BROOKE GLADSTONE: The NSA does make a distinction, I guess, between what it calls "hunting" for information, as spying on you, Bill Arkin, might be, and "gathering," which is trolling the information networks for keywords and possible threats to the United States. So it would seem to me that this would call for a different legal response than that which is offered by FISA.
WILLIAM ARKIN: Well, I think that there's a valid case that the government is probably going to make in hearings before Congress in the coming days and weeks, that, in fact, the times they are a-changing, and that they require different mechanisms for conducting lawful surveillance.
BROOKE GLADSTONE: Well, if there was doubt about the legality of the program, why didn't the White House work with Congress to craft new legislation?
WILLIAM ARKIN: Perhaps it's the case that the notion that you're telling the American public that no e-mail, no phone call, no credit card receipt, no driver's license is safe any longer because with our new digital databases and capabilities we can suck all of that information together.
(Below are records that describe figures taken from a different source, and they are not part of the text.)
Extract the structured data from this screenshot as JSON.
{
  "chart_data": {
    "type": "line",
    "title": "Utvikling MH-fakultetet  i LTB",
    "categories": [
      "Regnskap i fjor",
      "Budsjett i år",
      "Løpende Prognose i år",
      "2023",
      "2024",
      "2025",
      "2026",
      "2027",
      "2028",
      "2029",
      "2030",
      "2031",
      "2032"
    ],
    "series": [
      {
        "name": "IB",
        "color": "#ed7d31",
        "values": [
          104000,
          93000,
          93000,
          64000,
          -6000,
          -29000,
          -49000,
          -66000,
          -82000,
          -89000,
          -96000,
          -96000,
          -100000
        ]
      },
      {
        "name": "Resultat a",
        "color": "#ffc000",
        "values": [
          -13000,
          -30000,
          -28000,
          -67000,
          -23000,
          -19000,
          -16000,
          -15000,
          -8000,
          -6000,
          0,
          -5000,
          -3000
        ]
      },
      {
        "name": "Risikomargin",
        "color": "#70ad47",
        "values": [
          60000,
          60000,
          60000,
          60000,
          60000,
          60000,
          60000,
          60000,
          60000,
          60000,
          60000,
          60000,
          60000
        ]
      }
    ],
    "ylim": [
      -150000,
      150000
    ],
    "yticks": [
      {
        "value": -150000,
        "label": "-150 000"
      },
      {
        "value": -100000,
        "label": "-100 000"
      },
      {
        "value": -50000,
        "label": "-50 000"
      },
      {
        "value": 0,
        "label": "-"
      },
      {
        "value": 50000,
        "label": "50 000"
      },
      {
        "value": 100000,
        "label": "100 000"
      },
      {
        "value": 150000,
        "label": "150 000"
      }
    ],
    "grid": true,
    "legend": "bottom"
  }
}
I think the American public wouldn't have been very understanding, necessarily, of that new government capacity. Much of this information never even passes through human hands or is looked at by a set of human eyeballs. It is just churned through these layers upon layers of information extraction software tools. And I think for that reason, the 1978 law is no longer sufficient to protect American rights and civil liberties while the government is, in fact, protecting us.
BROOKE GLADSTONE: If all this information goes through, perhaps without human eyes ever seeing it, what's the harm?
WILLIAM ARKIN: Well, you know, I'll admit to you, Brooke, that when I first started thinking about this program after the New York Times stories, I thought to myself, "I'm not really worried about this because I know that the government is focusing its attention on a few elements of American society, mostly Muslims - let's be honest - who are connected to Pakistan, Afghanistan, the Middle East. Doesn't affect me." And I'll admit to you, that was my initial reaction. But it is the building of these tools and capacities to collect this enormous amount of information and then analyze it and aggregate it that opens the way for government abuses tomorrow. And so that's why we need to have laws which regulate what the government can collect and how it can collect it and how it can retain that information, not so that we can shield or protect those who may, in fact, be connected to transnational terrorist organizations but that we can protect American citizens in the future from any kind of government mischief should somebody want to undertake it.
BROOKE GLADSTONE: All right. Bill, thanks a lot.
WILLIAM ARKIN: Thank you.
BROOKE GLADSTONE: Bill Arkin is the author of "Early Warning," a Washington Post blog about national and homeland security.